Os principais veículos jornalísticos brasileiros, congregados em torno das mega-associações que reúnem as mais influentes emissoras de rádio e TV, jornais e revistas do país, estão cumprindo, como se fosse de caso pensado, uma estratégia perigosa no que se refere às posições editoriais adotadas em relação ao Programa Nacional de Direitos Humanos, anunciado em dezembro, e à 2ª Conferência Nacional de Cultura, convocada para março. O mesmo comportamento pôde ser observado na cobertura que fizeram da Conferência Nacional de Comunicação, reunida em dezembro.
Claro está que essas iniciativas governamentais não são, em absoluto, imunes a críticas – muitas delas, aliás, justíssimas. O problema, para as organizações filiadas à Associação Brasileira de Emissoras de Rádio e Televisão (Abert), Associação Nacional de Jornais (ANJ) e Associação Nacional de Editores de Revistas (Aner), é que o papel social desempenhado pela mídia é posto em relevo nos documentos produzidos tanto pelo Programa Nacional de Direitos Humanos como pelas duas conferências. Não poderia ser diferente numa sociedade que se quer democrática e em dia com seu tempo, e onde a mídia desempenha um papel central na vida dos cidadãos.
O simples fato de sentirem-se observadas e acompanhadas por qualquer organização da sociedade civil assanha os instintos de defesa das corporações de mídia. A alegação de volta da censura, controle social da comunicação e atentado à liberdade de expressão são os motes repetidos, reiterados e amplificados pelo oligopólio do discurso e da construção simbólica que essas organizações exercem no país.
Riscos relevantes
A estratégia escolhida é perigosa porque boa parte da argumentação das empresas colide com o que está disposto na Constituição em vigor. Não querem admitir, para ficar apenas em dois exemplos, que as concessões de radiodifusão sejam submetidas a algum tipo de regulação; nem que organizações independentes do Estado monitorem seu desempenho em relação ao compromisso inalienável que devem obrigatoriamente manter com as melhores práticas de promoção dos direitos humanos e valorização da cultura e da identidade nacionais.

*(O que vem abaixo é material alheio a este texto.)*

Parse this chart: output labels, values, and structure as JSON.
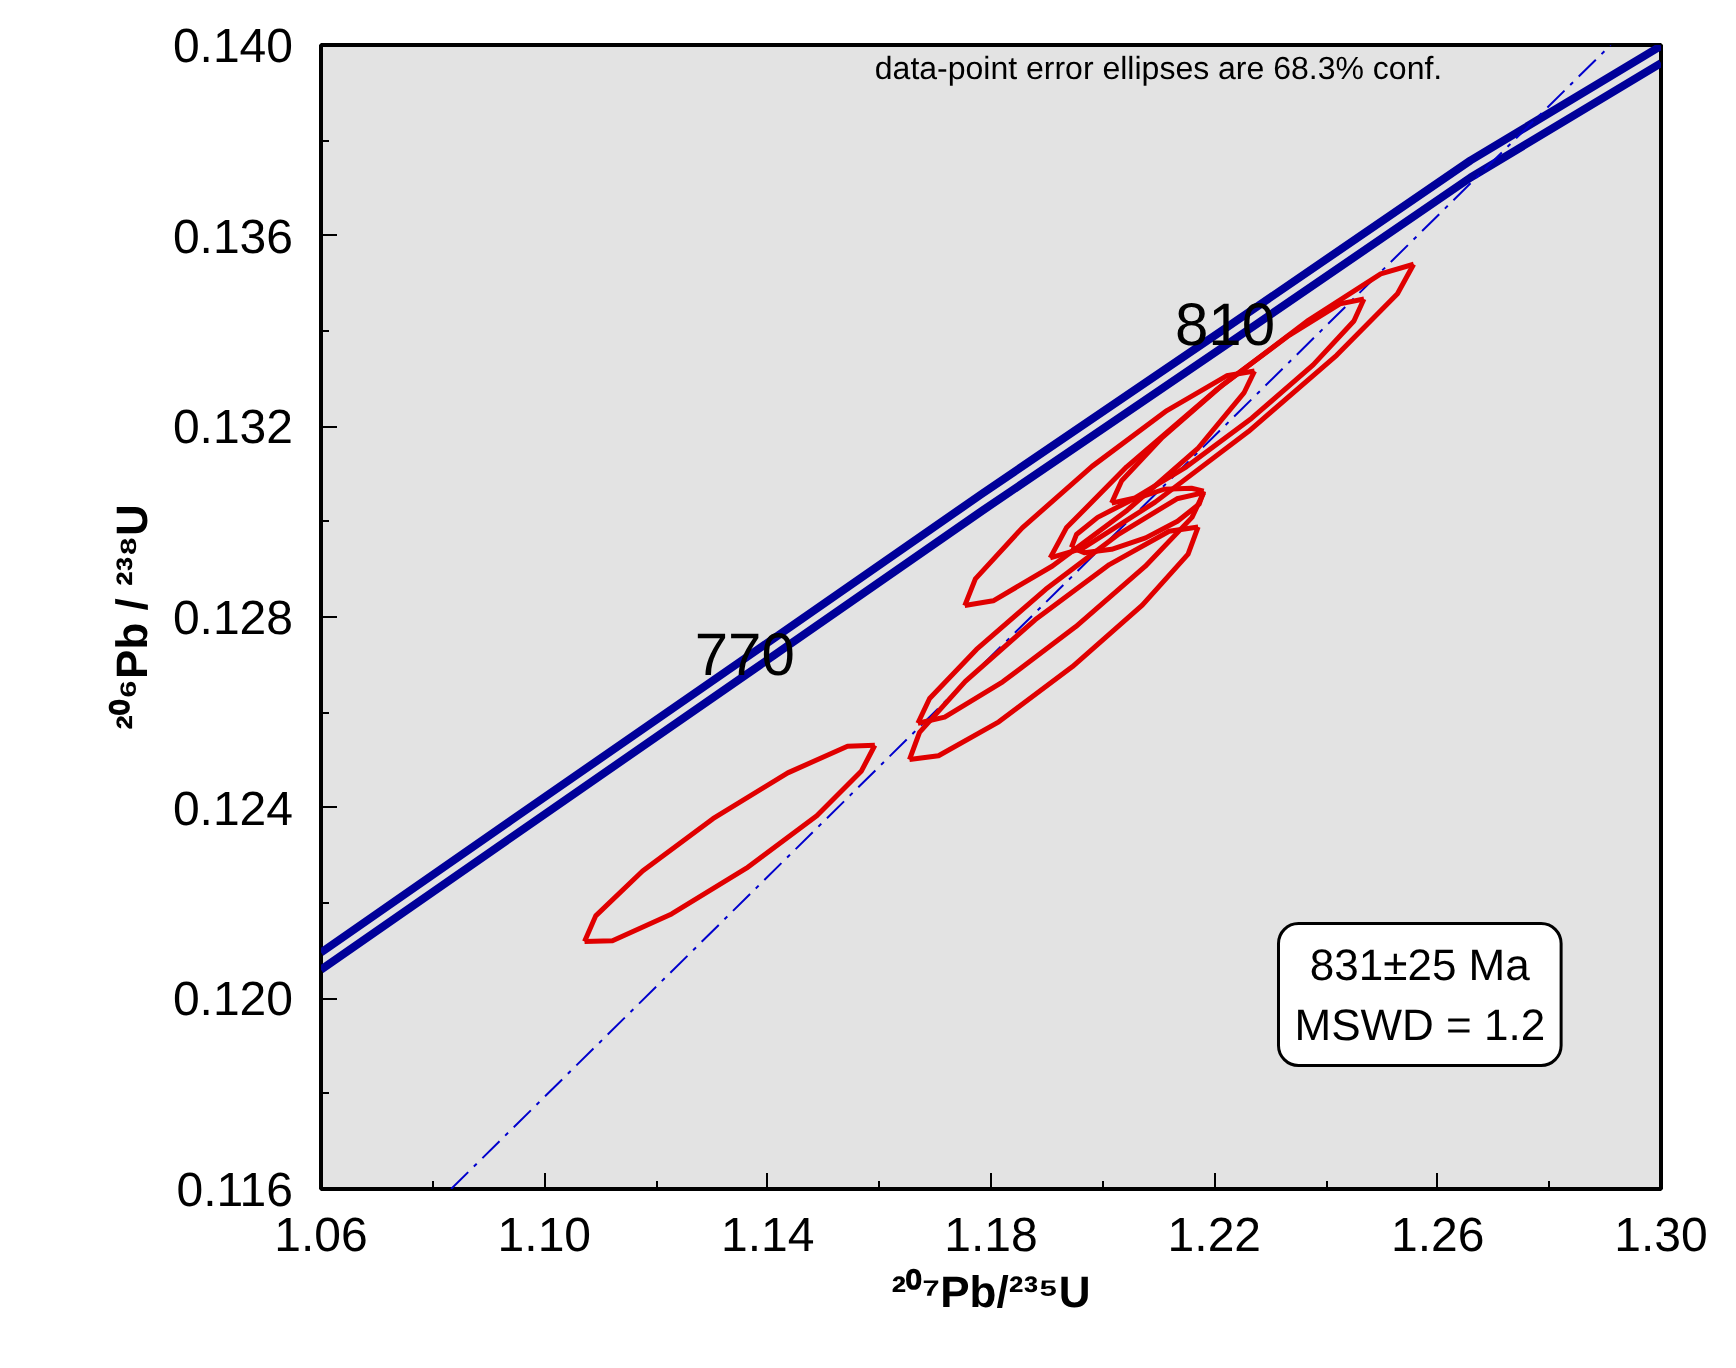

O risco de insistirem nisso é que essa estratégia pode derivar para situações constrangedoras para o negócio, de um lado, e para a democracia, num plano maior. As organizações de mídia administram um bem público de alta relevância – a informação – e um direito geral da cidadania – o direito à informação. Devem saber, portanto, que sua credibilidade constitui importante e decisivo ativo empresarial a ser aplicado para incrementar a rentabilidade necessária à manutenção da independência editorial, que por sua vez reforça a credibilidade percebida pelo público consumidor de seus produtos jornalísticos. Romper esse círculo que se quer virtuoso pode resultar não apenas num movimento perigoso, mas suicida – o que é ruim para a democracia. Neste caso, então, será a treva.